新型コロナの影響で減速するパワー半導体市場
英国のハイテク市場動向調査会社であるOmdiaは、2020年のパワー半導体の市場規模について、3月発表の数値を引き下げ、前年比6.9%減の431億ドルになるとの予想を発表した。新型コロナウイルスの感染拡大により、スマートフォン(スマホ)や車載電子機器というパワー半導体にとって主要製品市場からの需要が減少しているためであるという。
同社が指すパワー半導体市場とはパワー集積回路(IC)、パワーディスクリート、パワーモジュールの3種類のセグメントで構成されており、このうちディスクリートおよびモジュール市場については、従来予測のほぼ横ばい程度から、ディスクリートが同10.7%減、モジュールが同10.3%減へと大きく落ち込むとの予測となっている。
またパワーIC市場も同3.9%減の234億ドルとの予想で、2年連続マイナス成長という稀有な事態となるとしている。現状、パワーIC最大の消費市場はスマホを中心としたワイヤレス市場であり、Omdiaでは新型コロナウイルスの感染拡大前には、ワイヤレス市場について同3.4%増の成長を予想していたが、新型コロナウイルスの影響が明らかとなったことから、これを同9.6%減へと下方修正した。
この落ち込み方についてOmdiaのパワー半導体担当シニアアナリストであるKevin Anderson氏は「サプライチェーンの中断、店舗の閉鎖、在宅命令、失業、および新モデルの発売遅延などが重なったことで、ワイヤレス市場そのものが縮小してしまった。スマホの出荷台数そのものが減少したことは要因であるが、そうした中、スマホメーカー各社はパワーICの搭載数が比較的少ないミッドレンジ製品の提供を中心に行っているため、パワー半導体の利用が落ち込みがちになっている」としている。
また、車載分野についても、自動車販売店の閉鎖、生産工場のラインの停止などもあり自動車そのものの販売も急減しており、2020年の自動車販売そのものが同2桁%の落ち込みとなる可能性があるとしており、パワーIC市場も同6%減となる見込みだとしている。
全体的に減速していくディスクリート
ディスクリートの詳細を見ると、2020年のマイナス成長予測は主に標準的なMOSFETパワートランジスタによるものと予想されているる。2020年のMOSFET市場は同16.5%減、金額にして約14億ドルの減少だという。MOSFET市場は2021年にやや回復すると見られているが、2024年までは2018年のレベルには戻らない見込みだとしている。
一方、バイポーラパワートランジスタは同15%減、IGBTパワートランジスタは同6.8%減と予想されているほか、整流器とサイリスタについては、1%未満の減少とほぼ横ばいの見込みとしている。
パワーモジュール市場の回復は2024年以降
パワーモジュール市場については、標準のIGBTパワーモジュールが同11.1%減、IGBT-IPMが同15.6%減、MOSFETモジュールが同11.9%減と予想されている。

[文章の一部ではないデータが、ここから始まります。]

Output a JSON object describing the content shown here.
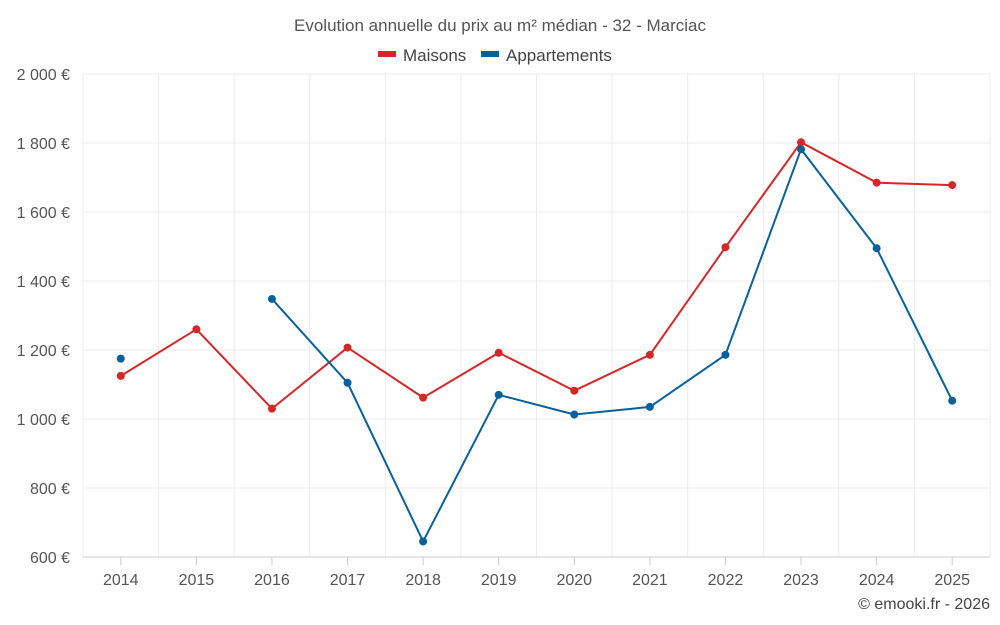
{
  "chart_data": {
    "type": "line",
    "title": "Evolution annuelle du prix au m² médian - 32 - Marciac",
    "categories": [
      "2014",
      "2015",
      "2016",
      "2017",
      "2018",
      "2019",
      "2020",
      "2021",
      "2022",
      "2023",
      "2024",
      "2025"
    ],
    "ylim": [
      600,
      2000
    ],
    "yticks": [
      600,
      800,
      1000,
      1200,
      1400,
      1600,
      1800,
      2000
    ],
    "ytick_labels": [
      "600 €",
      "800 €",
      "1 000 €",
      "1 200 €",
      "1 400 €",
      "1 600 €",
      "1 800 €",
      "2 000 €"
    ],
    "xlabel": "",
    "ylabel": "",
    "grid": true,
    "legend_position": "top-center",
    "series": [
      {
        "name": "Maisons",
        "color": "#d62728",
        "values": [
          1125,
          1260,
          1030,
          1207,
          1062,
          1192,
          1082,
          1186,
          1498,
          1802,
          1685,
          1678
        ]
      },
      {
        "name": "Appartements",
        "color": "#08619a",
        "values": [
          1175,
          null,
          1348,
          1105,
          645,
          1070,
          1013,
          1035,
          1186,
          1782,
          1495,
          1053
        ]
      }
    ]
  },
  "footer": {
    "credit": "© emooki.fr - 2026"
  }
}
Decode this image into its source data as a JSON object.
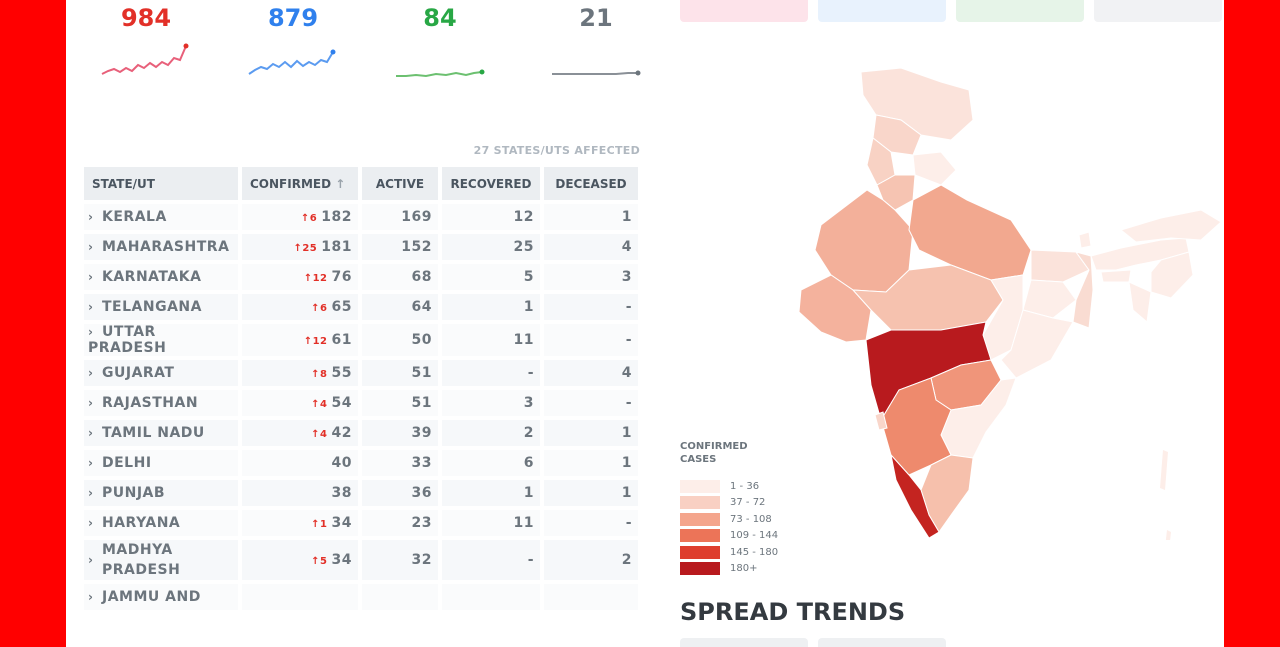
{
  "stats": [
    {
      "value": "984",
      "color": "#e23028"
    },
    {
      "value": "879",
      "color": "#2f80ed"
    },
    {
      "value": "84",
      "color": "#28a745"
    },
    {
      "value": "21",
      "color": "#6c757d"
    }
  ],
  "table": {
    "affected": "27 STATES/UTS AFFECTED",
    "headers": {
      "state": "STATE/UT",
      "confirmed": "CONFIRMED",
      "active": "ACTIVE",
      "recovered": "RECOVERED",
      "deceased": "DECEASED"
    },
    "sort_icon": "arrow-up-icon",
    "rows": [
      {
        "state": "KERALA",
        "delta": "↑6",
        "confirmed": "182",
        "active": "169",
        "recovered": "12",
        "deceased": "1"
      },
      {
        "state": "MAHARASHTRA",
        "delta": "↑25",
        "confirmed": "181",
        "active": "152",
        "recovered": "25",
        "deceased": "4"
      },
      {
        "state": "KARNATAKA",
        "delta": "↑12",
        "confirmed": "76",
        "active": "68",
        "recovered": "5",
        "deceased": "3"
      },
      {
        "state": "TELANGANA",
        "delta": "↑6",
        "confirmed": "65",
        "active": "64",
        "recovered": "1",
        "deceased": "-"
      },
      {
        "state": "UTTAR PRADESH",
        "delta": "↑12",
        "confirmed": "61",
        "active": "50",
        "recovered": "11",
        "deceased": "-"
      },
      {
        "state": "GUJARAT",
        "delta": "↑8",
        "confirmed": "55",
        "active": "51",
        "recovered": "-",
        "deceased": "4"
      },
      {
        "state": "RAJASTHAN",
        "delta": "↑4",
        "confirmed": "54",
        "active": "51",
        "recovered": "3",
        "deceased": "-"
      },
      {
        "state": "TAMIL NADU",
        "delta": "↑4",
        "confirmed": "42",
        "active": "39",
        "recovered": "2",
        "deceased": "1"
      },
      {
        "state": "DELHI",
        "delta": "",
        "confirmed": "40",
        "active": "33",
        "recovered": "6",
        "deceased": "1"
      },
      {
        "state": "PUNJAB",
        "delta": "",
        "confirmed": "38",
        "active": "36",
        "recovered": "1",
        "deceased": "1"
      },
      {
        "state": "HARYANA",
        "delta": "↑1",
        "confirmed": "34",
        "active": "23",
        "recovered": "11",
        "deceased": "-"
      },
      {
        "state": "MADHYA PRADESH",
        "delta": "↑5",
        "confirmed": "34",
        "active": "32",
        "recovered": "-",
        "deceased": "2"
      },
      {
        "state": "JAMMU AND",
        "delta": "",
        "confirmed": "",
        "active": "",
        "recovered": "",
        "deceased": ""
      }
    ]
  },
  "map": {
    "legend_title_1": "CONFIRMED",
    "legend_title_2": "CASES",
    "legend": [
      {
        "label": "1 - 36",
        "color": "#fdeee9"
      },
      {
        "label": "37 - 72",
        "color": "#f9d0c3"
      },
      {
        "label": "73 - 108",
        "color": "#f4a58c"
      },
      {
        "label": "109 - 144",
        "color": "#ec7458"
      },
      {
        "label": "145 - 180",
        "color": "#de3e2e"
      },
      {
        "label": "180+",
        "color": "#b81a1e"
      }
    ]
  },
  "spread_trends": "SPREAD TRENDS"
}
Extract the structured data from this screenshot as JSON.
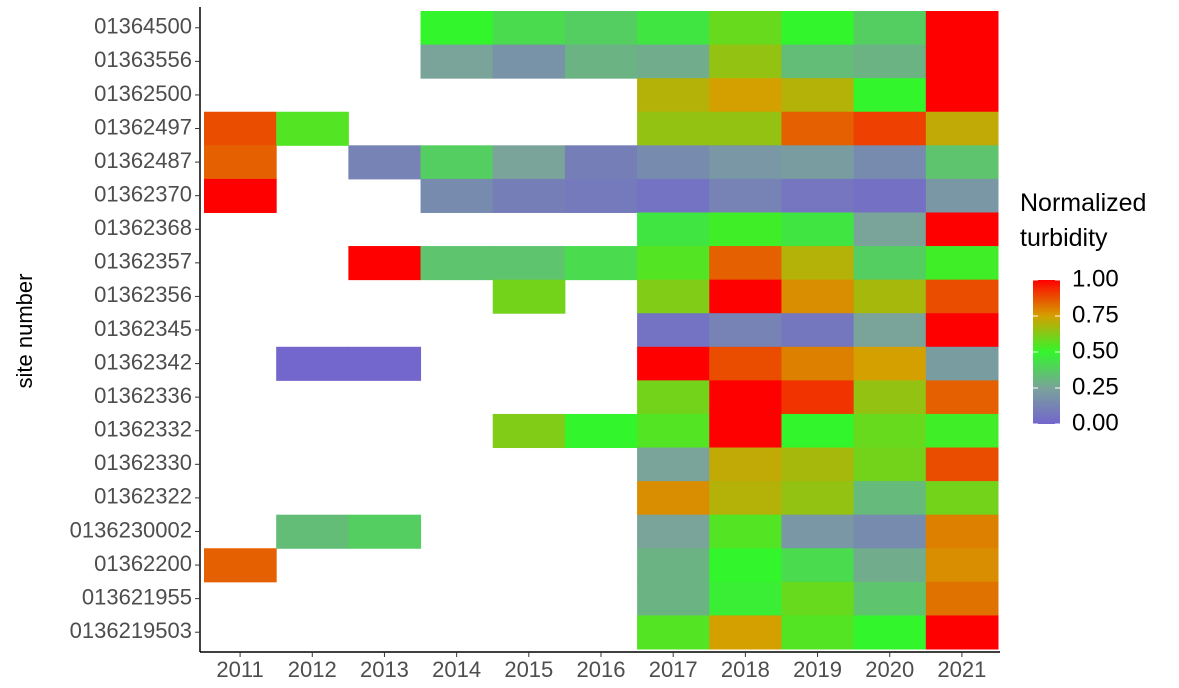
{
  "chart_data": {
    "type": "heatmap",
    "x_label": "",
    "y_label": "site number",
    "legend_title": "Normalized turbidity",
    "categories": [
      "2011",
      "2012",
      "2013",
      "2014",
      "2015",
      "2016",
      "2017",
      "2018",
      "2019",
      "2020",
      "2021"
    ],
    "y_categories": [
      "01364500",
      "01363556",
      "01362500",
      "01362497",
      "01362487",
      "01362370",
      "01362368",
      "01362357",
      "01362356",
      "01362345",
      "01362342",
      "01362336",
      "01362332",
      "01362330",
      "01362322",
      "0136230002",
      "01362200",
      "013621955",
      "0136219503"
    ],
    "values": [
      [
        null,
        null,
        null,
        0.5,
        0.42,
        0.38,
        0.45,
        0.58,
        0.5,
        0.38,
        1.0
      ],
      [
        null,
        null,
        null,
        0.25,
        0.18,
        0.3,
        0.28,
        0.65,
        0.33,
        0.3,
        1.0
      ],
      [
        null,
        null,
        null,
        null,
        null,
        null,
        0.7,
        0.75,
        0.7,
        0.5,
        1.0
      ],
      [
        0.88,
        0.55,
        null,
        null,
        null,
        null,
        0.65,
        0.65,
        0.85,
        0.9,
        0.72
      ],
      [
        0.85,
        null,
        0.12,
        0.38,
        0.25,
        0.1,
        0.15,
        0.2,
        0.22,
        0.15,
        0.35
      ],
      [
        1.0,
        null,
        null,
        0.15,
        0.1,
        0.08,
        0.05,
        0.12,
        0.06,
        0.04,
        0.2
      ],
      [
        null,
        null,
        null,
        null,
        null,
        null,
        0.45,
        0.52,
        0.45,
        0.25,
        1.0
      ],
      [
        null,
        null,
        1.0,
        0.35,
        0.35,
        0.42,
        0.55,
        0.85,
        0.7,
        0.38,
        0.52
      ],
      [
        null,
        null,
        null,
        null,
        0.6,
        null,
        0.62,
        1.0,
        0.78,
        0.68,
        0.88
      ],
      [
        null,
        null,
        null,
        null,
        null,
        null,
        0.05,
        0.12,
        0.07,
        0.25,
        1.0
      ],
      [
        null,
        0.0,
        0.0,
        null,
        null,
        null,
        1.0,
        0.88,
        0.8,
        0.75,
        0.22
      ],
      [
        null,
        null,
        null,
        null,
        null,
        null,
        0.6,
        1.0,
        0.92,
        0.65,
        0.85
      ],
      [
        null,
        null,
        null,
        null,
        0.62,
        0.5,
        0.55,
        1.0,
        0.5,
        0.58,
        0.52
      ],
      [
        null,
        null,
        null,
        null,
        null,
        null,
        0.25,
        0.72,
        0.68,
        0.6,
        0.88
      ],
      [
        null,
        null,
        null,
        null,
        null,
        null,
        0.78,
        0.7,
        0.65,
        0.32,
        0.6
      ],
      [
        null,
        0.33,
        0.38,
        null,
        null,
        null,
        0.25,
        0.55,
        0.2,
        0.15,
        0.8
      ],
      [
        0.85,
        null,
        null,
        null,
        null,
        null,
        0.3,
        0.5,
        0.42,
        0.28,
        0.78
      ],
      [
        null,
        null,
        null,
        null,
        null,
        null,
        0.3,
        0.48,
        0.58,
        0.35,
        0.82
      ],
      [
        null,
        null,
        null,
        null,
        null,
        null,
        0.55,
        0.75,
        0.55,
        0.5,
        1.0
      ]
    ],
    "colorscale": [
      "#7366cc",
      "#7aa39a",
      "#33f52c",
      "#d4a000",
      "#ff0000"
    ],
    "clim": [
      0,
      1
    ],
    "cticks": [
      {
        "value": 0,
        "label": "0.00"
      },
      {
        "value": 0.25,
        "label": "0.25"
      },
      {
        "value": 0.5,
        "label": "0.50"
      },
      {
        "value": 0.75,
        "label": "0.75"
      },
      {
        "value": 1,
        "label": "1.00"
      }
    ]
  }
}
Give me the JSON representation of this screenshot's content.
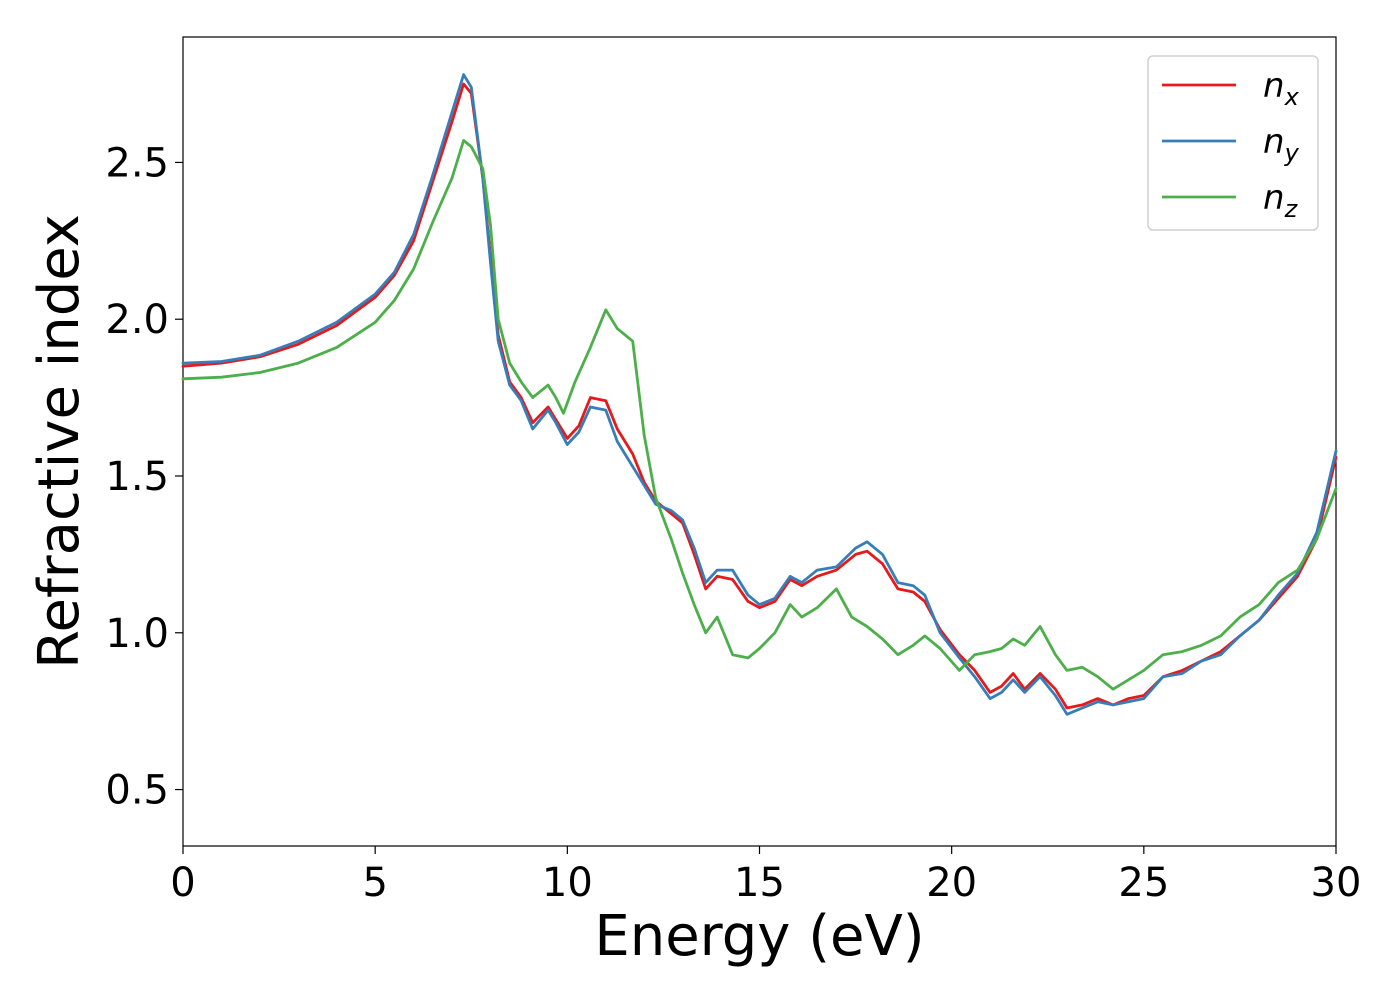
{
  "chart_data": {
    "type": "line",
    "title": "",
    "xlabel": "Energy (eV)",
    "ylabel": "Refractive index",
    "xlim": [
      0,
      30
    ],
    "ylim": [
      0.32,
      2.9
    ],
    "xticks": [
      "0",
      "5",
      "10",
      "15",
      "20",
      "25",
      "30"
    ],
    "yticks": [
      "0.5",
      "1.0",
      "1.5",
      "2.0",
      "2.5"
    ],
    "grid": false,
    "legend_position": "top-right",
    "series": [
      {
        "name": "n_x",
        "label_base": "n",
        "label_sub": "x",
        "color": "#e41a1c",
        "points": [
          [
            0,
            1.85
          ],
          [
            1,
            1.86
          ],
          [
            2,
            1.88
          ],
          [
            3,
            1.92
          ],
          [
            4,
            1.98
          ],
          [
            5,
            2.07
          ],
          [
            5.5,
            2.14
          ],
          [
            6,
            2.25
          ],
          [
            6.5,
            2.44
          ],
          [
            7,
            2.63
          ],
          [
            7.3,
            2.75
          ],
          [
            7.5,
            2.72
          ],
          [
            7.8,
            2.45
          ],
          [
            8,
            2.2
          ],
          [
            8.2,
            1.95
          ],
          [
            8.5,
            1.8
          ],
          [
            8.8,
            1.75
          ],
          [
            9.1,
            1.67
          ],
          [
            9.5,
            1.72
          ],
          [
            9.7,
            1.68
          ],
          [
            10,
            1.62
          ],
          [
            10.3,
            1.66
          ],
          [
            10.6,
            1.75
          ],
          [
            11,
            1.74
          ],
          [
            11.3,
            1.65
          ],
          [
            11.7,
            1.57
          ],
          [
            12,
            1.48
          ],
          [
            12.3,
            1.42
          ],
          [
            12.7,
            1.38
          ],
          [
            13,
            1.35
          ],
          [
            13.3,
            1.25
          ],
          [
            13.6,
            1.14
          ],
          [
            13.9,
            1.18
          ],
          [
            14.3,
            1.17
          ],
          [
            14.7,
            1.1
          ],
          [
            15,
            1.08
          ],
          [
            15.4,
            1.1
          ],
          [
            15.8,
            1.17
          ],
          [
            16.1,
            1.15
          ],
          [
            16.5,
            1.18
          ],
          [
            17,
            1.2
          ],
          [
            17.5,
            1.25
          ],
          [
            17.8,
            1.26
          ],
          [
            18.2,
            1.22
          ],
          [
            18.6,
            1.14
          ],
          [
            19,
            1.13
          ],
          [
            19.3,
            1.1
          ],
          [
            19.7,
            1.01
          ],
          [
            20.2,
            0.93
          ],
          [
            20.6,
            0.88
          ],
          [
            21,
            0.81
          ],
          [
            21.3,
            0.83
          ],
          [
            21.6,
            0.87
          ],
          [
            21.9,
            0.82
          ],
          [
            22.3,
            0.87
          ],
          [
            22.7,
            0.82
          ],
          [
            23,
            0.76
          ],
          [
            23.4,
            0.77
          ],
          [
            23.8,
            0.79
          ],
          [
            24.2,
            0.77
          ],
          [
            24.6,
            0.79
          ],
          [
            25,
            0.8
          ],
          [
            25.5,
            0.86
          ],
          [
            26,
            0.88
          ],
          [
            26.5,
            0.91
          ],
          [
            27,
            0.94
          ],
          [
            27.5,
            0.99
          ],
          [
            28,
            1.04
          ],
          [
            28.5,
            1.11
          ],
          [
            29,
            1.18
          ],
          [
            29.5,
            1.3
          ],
          [
            30,
            1.56
          ]
        ]
      },
      {
        "name": "n_y",
        "label_base": "n",
        "label_sub": "y",
        "color": "#377eb8",
        "points": [
          [
            0,
            1.86
          ],
          [
            1,
            1.865
          ],
          [
            2,
            1.885
          ],
          [
            3,
            1.93
          ],
          [
            4,
            1.99
          ],
          [
            5,
            2.08
          ],
          [
            5.5,
            2.15
          ],
          [
            6,
            2.27
          ],
          [
            6.5,
            2.46
          ],
          [
            7,
            2.66
          ],
          [
            7.3,
            2.78
          ],
          [
            7.5,
            2.74
          ],
          [
            7.8,
            2.45
          ],
          [
            8,
            2.18
          ],
          [
            8.2,
            1.93
          ],
          [
            8.5,
            1.79
          ],
          [
            8.8,
            1.74
          ],
          [
            9.1,
            1.65
          ],
          [
            9.5,
            1.71
          ],
          [
            9.7,
            1.67
          ],
          [
            10,
            1.6
          ],
          [
            10.3,
            1.64
          ],
          [
            10.6,
            1.72
          ],
          [
            11,
            1.71
          ],
          [
            11.3,
            1.61
          ],
          [
            11.7,
            1.53
          ],
          [
            12,
            1.47
          ],
          [
            12.3,
            1.41
          ],
          [
            12.7,
            1.39
          ],
          [
            13,
            1.36
          ],
          [
            13.3,
            1.27
          ],
          [
            13.6,
            1.16
          ],
          [
            13.9,
            1.2
          ],
          [
            14.3,
            1.2
          ],
          [
            14.7,
            1.12
          ],
          [
            15,
            1.09
          ],
          [
            15.4,
            1.11
          ],
          [
            15.8,
            1.18
          ],
          [
            16.1,
            1.16
          ],
          [
            16.5,
            1.2
          ],
          [
            17,
            1.21
          ],
          [
            17.5,
            1.27
          ],
          [
            17.8,
            1.29
          ],
          [
            18.2,
            1.25
          ],
          [
            18.6,
            1.16
          ],
          [
            19,
            1.15
          ],
          [
            19.3,
            1.12
          ],
          [
            19.7,
            1.0
          ],
          [
            20.2,
            0.92
          ],
          [
            20.6,
            0.86
          ],
          [
            21,
            0.79
          ],
          [
            21.3,
            0.81
          ],
          [
            21.6,
            0.85
          ],
          [
            21.9,
            0.81
          ],
          [
            22.3,
            0.86
          ],
          [
            22.7,
            0.8
          ],
          [
            23,
            0.74
          ],
          [
            23.4,
            0.76
          ],
          [
            23.8,
            0.78
          ],
          [
            24.2,
            0.77
          ],
          [
            24.6,
            0.78
          ],
          [
            25,
            0.79
          ],
          [
            25.5,
            0.86
          ],
          [
            26,
            0.87
          ],
          [
            26.5,
            0.91
          ],
          [
            27,
            0.93
          ],
          [
            27.5,
            0.99
          ],
          [
            28,
            1.04
          ],
          [
            28.5,
            1.12
          ],
          [
            29,
            1.19
          ],
          [
            29.5,
            1.32
          ],
          [
            30,
            1.58
          ]
        ]
      },
      {
        "name": "n_z",
        "label_base": "n",
        "label_sub": "z",
        "color": "#4daf4a",
        "points": [
          [
            0,
            1.81
          ],
          [
            1,
            1.815
          ],
          [
            2,
            1.83
          ],
          [
            3,
            1.86
          ],
          [
            4,
            1.91
          ],
          [
            5,
            1.99
          ],
          [
            5.5,
            2.06
          ],
          [
            6,
            2.16
          ],
          [
            6.5,
            2.31
          ],
          [
            7,
            2.45
          ],
          [
            7.3,
            2.57
          ],
          [
            7.5,
            2.55
          ],
          [
            7.8,
            2.48
          ],
          [
            8,
            2.3
          ],
          [
            8.2,
            2.0
          ],
          [
            8.5,
            1.86
          ],
          [
            8.8,
            1.8
          ],
          [
            9.1,
            1.75
          ],
          [
            9.5,
            1.79
          ],
          [
            9.7,
            1.75
          ],
          [
            9.9,
            1.7
          ],
          [
            10.2,
            1.8
          ],
          [
            10.6,
            1.91
          ],
          [
            11,
            2.03
          ],
          [
            11.3,
            1.97
          ],
          [
            11.7,
            1.93
          ],
          [
            12,
            1.63
          ],
          [
            12.3,
            1.43
          ],
          [
            12.7,
            1.3
          ],
          [
            13,
            1.19
          ],
          [
            13.3,
            1.09
          ],
          [
            13.6,
            1.0
          ],
          [
            13.9,
            1.05
          ],
          [
            14.3,
            0.93
          ],
          [
            14.7,
            0.92
          ],
          [
            15,
            0.95
          ],
          [
            15.4,
            1.0
          ],
          [
            15.8,
            1.09
          ],
          [
            16.1,
            1.05
          ],
          [
            16.5,
            1.08
          ],
          [
            17,
            1.14
          ],
          [
            17.4,
            1.05
          ],
          [
            17.8,
            1.02
          ],
          [
            18.2,
            0.98
          ],
          [
            18.6,
            0.93
          ],
          [
            19,
            0.96
          ],
          [
            19.3,
            0.99
          ],
          [
            19.7,
            0.95
          ],
          [
            20.2,
            0.88
          ],
          [
            20.6,
            0.93
          ],
          [
            21,
            0.94
          ],
          [
            21.3,
            0.95
          ],
          [
            21.6,
            0.98
          ],
          [
            21.9,
            0.96
          ],
          [
            22.3,
            1.02
          ],
          [
            22.7,
            0.93
          ],
          [
            23,
            0.88
          ],
          [
            23.4,
            0.89
          ],
          [
            23.8,
            0.86
          ],
          [
            24.2,
            0.82
          ],
          [
            24.6,
            0.85
          ],
          [
            25,
            0.88
          ],
          [
            25.5,
            0.93
          ],
          [
            26,
            0.94
          ],
          [
            26.5,
            0.96
          ],
          [
            27,
            0.99
          ],
          [
            27.5,
            1.05
          ],
          [
            28,
            1.09
          ],
          [
            28.5,
            1.16
          ],
          [
            29,
            1.2
          ],
          [
            29.5,
            1.3
          ],
          [
            30,
            1.46
          ]
        ]
      }
    ]
  }
}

また、2021年に若干の回復が期待されるディスクリートとは対照的に、パワーモジュール市場は2021年も大きな回復は見せず、2022年、2023年ともにマイナス成長が続き、本格的な回復は2024年になると予測している。
パワー半導体の希望の星となるコンピューティング市場
OmdiaのシニアリサーチアナリストであるKevin Anderson氏は「コンピューティングおよびデータストレージセグメントは、パワーICにとって将来性のある明るい市場である。自宅退避、在宅勤務、オンライン教育の環境構築により、データセンター、ノートパソコン、そして外部ディスプレイやウェブカメラなどのアクセサリの需要が高まっている」と述べており、Omdiaは同セグメントのパワーICの売上高について、2020年に同2.6%増と予測している。
なお、Omdiaでは2020年の半ばまでに先進諸国で新型コロナウイルスの感染防止に関するさまざまな規制が徐々に緩和され、その後の新型コロナウイルスの感染拡大を管理可能であること、ならびに12か月以内にワクチンの開発が成功する、という前提であるが、2021年は消費者心理が戻り、自動車やテレビ、スマホなどの購入が進むことで、パワー半導体市場も堅調に回復するとの見方を示している。